In the past, resistance to the adsorption of protein by a polymeric (or other) material has been accomplished by, for example, the radio frequency glow discharge plasma deposition of tetraethylene glycol dimethyl ether onto a polymeric material; coating of a polymeric material with polyethylene oxide-containing block copolymer surfactants or a polyethoxylated alkylphenol or long-chain aliphatic alcohol, with or without a radio frequency argon glow discharge treatment after the polymeric material has been coated; immobilization of baboon albumin on radio frequency glow discharge-treated surfaces; radio frequency glow discharge polymerization of monomers on the surface of a material; a coating of a crosslinked polypropylene glycol/polyglycidoxy propyl methyl siloxane network which contains polyethylene glycol monomethyl ether chains; use of interpenetrating polymer networks of poly(ethylene oxide) and a polyether substituted polysiloxane; use of poly(dimethylsiloxane)-poly(ethylene oxide)-heparin CBABC type block copolymers; and use of immobilized poly(ethylene glycol) films.
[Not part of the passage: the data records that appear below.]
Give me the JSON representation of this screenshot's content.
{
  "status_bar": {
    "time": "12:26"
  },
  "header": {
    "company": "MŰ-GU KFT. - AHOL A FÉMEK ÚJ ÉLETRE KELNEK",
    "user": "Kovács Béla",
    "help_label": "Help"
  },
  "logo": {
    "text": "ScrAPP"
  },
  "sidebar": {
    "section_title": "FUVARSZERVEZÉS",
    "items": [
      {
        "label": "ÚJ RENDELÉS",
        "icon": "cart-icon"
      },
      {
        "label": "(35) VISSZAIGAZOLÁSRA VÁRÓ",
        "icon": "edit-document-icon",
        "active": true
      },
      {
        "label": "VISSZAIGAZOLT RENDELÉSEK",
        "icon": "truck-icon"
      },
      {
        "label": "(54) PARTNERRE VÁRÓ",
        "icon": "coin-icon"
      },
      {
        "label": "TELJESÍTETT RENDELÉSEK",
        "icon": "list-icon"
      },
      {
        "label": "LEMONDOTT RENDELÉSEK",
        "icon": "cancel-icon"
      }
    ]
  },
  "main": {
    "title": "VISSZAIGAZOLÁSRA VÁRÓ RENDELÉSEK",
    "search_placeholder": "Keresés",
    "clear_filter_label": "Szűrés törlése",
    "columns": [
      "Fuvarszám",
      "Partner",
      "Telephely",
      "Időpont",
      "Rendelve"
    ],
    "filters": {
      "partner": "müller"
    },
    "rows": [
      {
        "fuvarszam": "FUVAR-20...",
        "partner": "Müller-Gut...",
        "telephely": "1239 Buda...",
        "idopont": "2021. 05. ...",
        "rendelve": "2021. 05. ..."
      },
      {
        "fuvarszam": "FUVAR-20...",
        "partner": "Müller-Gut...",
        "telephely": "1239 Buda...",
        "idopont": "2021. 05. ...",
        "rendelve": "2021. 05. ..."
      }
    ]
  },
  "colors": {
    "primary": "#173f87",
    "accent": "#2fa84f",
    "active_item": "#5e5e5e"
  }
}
Notwithstanding the advances which have been made in rendering a polymeric fabric wettable and in providing surfaces which are resistant to the adsorption of protein, there still is a need for further improvement in these areas. More particularly, a method is needed by which a polymeric fabric can be durably rendered wettable (or hydrophilic) and resistant to protein adsorption, by applying a surfactant to the fabric from an aqueous medium without the need for a subsequent radiation treatment.